(167b) Efficient Evaluation of Multi-Dimensional Source Term Integrals in Population Balance Models | AIChE

(167b) Efficient Evaluation of Multi-Dimensional Source Term Integrals in Population Balance Models


Ramachandran, R. - Presenter, Rutgers University

The solution of a population balance equation is a function F(t,r,x) describing a population density of particles of property vector x at time t and space r. Depending on the application, the population balance equation contains additional source terms involving integral operators. The dimensionality of the vector x in turn determines the number of integrals. For instance, granulation processes should ideally be characterized by three internal coordinates (i..e., solid, liquid and gaseous dimensions) [1], which results in a triple integral in the aggregation and breakage source terms.
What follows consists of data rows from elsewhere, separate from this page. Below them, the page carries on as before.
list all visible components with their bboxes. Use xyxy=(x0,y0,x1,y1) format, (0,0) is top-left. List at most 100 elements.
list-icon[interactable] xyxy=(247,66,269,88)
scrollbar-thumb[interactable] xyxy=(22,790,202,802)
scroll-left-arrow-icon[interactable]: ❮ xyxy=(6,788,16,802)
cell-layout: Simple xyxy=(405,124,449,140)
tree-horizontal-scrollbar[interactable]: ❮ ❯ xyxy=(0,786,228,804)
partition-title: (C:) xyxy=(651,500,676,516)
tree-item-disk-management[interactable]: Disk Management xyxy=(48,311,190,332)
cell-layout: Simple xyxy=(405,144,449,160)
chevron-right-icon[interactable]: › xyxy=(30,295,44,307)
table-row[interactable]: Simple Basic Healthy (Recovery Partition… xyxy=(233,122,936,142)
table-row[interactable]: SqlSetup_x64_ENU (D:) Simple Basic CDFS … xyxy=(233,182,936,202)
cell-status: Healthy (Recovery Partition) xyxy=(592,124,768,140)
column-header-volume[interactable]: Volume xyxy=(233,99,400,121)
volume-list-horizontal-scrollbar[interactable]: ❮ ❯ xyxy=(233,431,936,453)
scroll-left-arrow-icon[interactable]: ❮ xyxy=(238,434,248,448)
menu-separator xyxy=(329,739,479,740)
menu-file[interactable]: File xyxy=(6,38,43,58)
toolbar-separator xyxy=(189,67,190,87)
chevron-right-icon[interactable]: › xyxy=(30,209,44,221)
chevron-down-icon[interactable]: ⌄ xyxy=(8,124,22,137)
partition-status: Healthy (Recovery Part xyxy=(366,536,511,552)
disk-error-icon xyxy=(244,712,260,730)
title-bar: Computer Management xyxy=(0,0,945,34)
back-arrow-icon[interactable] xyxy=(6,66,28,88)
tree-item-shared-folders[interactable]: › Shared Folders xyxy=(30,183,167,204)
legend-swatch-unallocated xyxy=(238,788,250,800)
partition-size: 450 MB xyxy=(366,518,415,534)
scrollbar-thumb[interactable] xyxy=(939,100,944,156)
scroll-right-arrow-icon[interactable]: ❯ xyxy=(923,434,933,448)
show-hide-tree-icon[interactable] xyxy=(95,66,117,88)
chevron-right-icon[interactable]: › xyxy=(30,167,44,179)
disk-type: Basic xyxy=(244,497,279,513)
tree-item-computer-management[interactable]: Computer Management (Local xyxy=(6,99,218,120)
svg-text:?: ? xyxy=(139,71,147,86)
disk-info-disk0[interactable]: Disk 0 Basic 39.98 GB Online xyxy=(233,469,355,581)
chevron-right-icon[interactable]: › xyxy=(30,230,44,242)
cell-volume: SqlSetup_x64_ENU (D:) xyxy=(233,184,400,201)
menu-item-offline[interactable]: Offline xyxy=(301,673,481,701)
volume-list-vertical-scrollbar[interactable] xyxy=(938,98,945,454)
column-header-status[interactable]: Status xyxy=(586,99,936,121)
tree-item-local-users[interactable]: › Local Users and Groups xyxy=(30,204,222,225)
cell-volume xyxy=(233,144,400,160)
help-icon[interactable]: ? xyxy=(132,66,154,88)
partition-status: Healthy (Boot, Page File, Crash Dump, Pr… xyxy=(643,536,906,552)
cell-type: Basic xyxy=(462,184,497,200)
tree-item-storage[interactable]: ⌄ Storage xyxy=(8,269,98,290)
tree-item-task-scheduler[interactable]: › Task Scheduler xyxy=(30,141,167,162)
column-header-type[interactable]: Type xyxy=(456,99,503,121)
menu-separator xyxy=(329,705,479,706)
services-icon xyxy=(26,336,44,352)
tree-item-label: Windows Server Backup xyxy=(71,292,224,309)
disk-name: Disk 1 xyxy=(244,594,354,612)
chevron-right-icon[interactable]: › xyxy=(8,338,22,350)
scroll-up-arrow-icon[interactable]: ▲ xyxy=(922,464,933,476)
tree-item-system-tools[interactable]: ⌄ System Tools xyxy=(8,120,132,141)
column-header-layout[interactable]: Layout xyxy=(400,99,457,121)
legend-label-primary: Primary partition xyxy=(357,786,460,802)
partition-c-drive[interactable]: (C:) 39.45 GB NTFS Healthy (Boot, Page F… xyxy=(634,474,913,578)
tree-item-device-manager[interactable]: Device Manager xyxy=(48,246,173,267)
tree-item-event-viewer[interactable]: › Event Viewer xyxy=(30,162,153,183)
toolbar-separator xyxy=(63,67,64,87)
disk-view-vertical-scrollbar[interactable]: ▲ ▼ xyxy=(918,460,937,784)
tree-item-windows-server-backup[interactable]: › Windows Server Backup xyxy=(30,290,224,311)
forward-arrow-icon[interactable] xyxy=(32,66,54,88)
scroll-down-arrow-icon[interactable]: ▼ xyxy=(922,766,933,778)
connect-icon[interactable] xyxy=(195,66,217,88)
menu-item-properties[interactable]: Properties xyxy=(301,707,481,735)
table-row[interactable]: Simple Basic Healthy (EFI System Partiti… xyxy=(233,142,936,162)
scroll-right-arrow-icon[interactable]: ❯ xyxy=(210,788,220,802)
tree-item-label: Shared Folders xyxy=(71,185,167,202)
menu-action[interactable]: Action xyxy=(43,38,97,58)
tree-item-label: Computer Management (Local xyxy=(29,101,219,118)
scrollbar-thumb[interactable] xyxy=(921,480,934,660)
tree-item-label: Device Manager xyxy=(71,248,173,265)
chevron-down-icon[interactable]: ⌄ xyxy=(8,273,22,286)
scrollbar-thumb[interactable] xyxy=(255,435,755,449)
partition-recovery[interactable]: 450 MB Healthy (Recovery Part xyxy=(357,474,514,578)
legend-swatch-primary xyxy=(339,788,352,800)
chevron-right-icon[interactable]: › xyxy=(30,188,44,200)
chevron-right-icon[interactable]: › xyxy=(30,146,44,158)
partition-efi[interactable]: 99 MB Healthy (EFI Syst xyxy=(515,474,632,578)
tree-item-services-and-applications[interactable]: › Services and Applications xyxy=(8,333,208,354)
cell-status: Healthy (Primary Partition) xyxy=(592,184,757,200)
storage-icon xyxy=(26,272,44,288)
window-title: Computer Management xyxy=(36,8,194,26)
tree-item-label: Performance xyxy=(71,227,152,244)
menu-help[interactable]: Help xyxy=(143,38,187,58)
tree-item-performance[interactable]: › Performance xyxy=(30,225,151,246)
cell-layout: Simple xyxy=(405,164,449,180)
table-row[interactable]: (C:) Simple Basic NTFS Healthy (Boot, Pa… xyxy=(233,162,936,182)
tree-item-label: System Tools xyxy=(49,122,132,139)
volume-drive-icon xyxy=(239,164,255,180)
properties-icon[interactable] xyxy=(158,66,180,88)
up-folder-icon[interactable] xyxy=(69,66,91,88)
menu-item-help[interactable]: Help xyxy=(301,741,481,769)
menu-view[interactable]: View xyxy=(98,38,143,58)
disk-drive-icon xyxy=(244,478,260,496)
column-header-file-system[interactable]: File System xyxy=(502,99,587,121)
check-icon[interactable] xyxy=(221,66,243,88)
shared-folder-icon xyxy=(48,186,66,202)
In this study, novel semi-analytical solutions are proposed for the aggregation and breakage source terms. This results in casting the complex triple integrals into simpler addition and multiplication terms, major portions of which are computed once a priori to the start of the simulation. These semi-analytical solutions are derived based on the assumption of uniform population density within each finite volume. Via a finite volume discretization technique, the overall integro-partial differential equation as represented by the population balance equation is reduced to a system of ordinary differential equations in terms of the rates of aggregation and breakage. A first order Euler explicit predictor-corrector technique in combination with an error control mechanism incorporating the novel solution of the source terms is compared with an implicit solution technique that solves the full triple integral during the course of the simulation. Results show that the explicit technique with the proposed novel source term solutions result in significant savings in computational tine without compromising the accuracy of the solution. To reduce computational time further, a parallel programming framework was implemented using a message passing interface (MPI) that essentially distributes the computational burden of numerically evaluating the triple integral, across multiple nodes. Results show that parallel processing decreases simulation time further without any numerical inconsistencies seen in the solutions.


1. D. Verkoeijen, G. A. Pouw, G. M. H. Meesters and B. Scarlett, ?Population balances for particules processes ? a volume approach?, Chemical Engineering Science, 57, 2287-2303.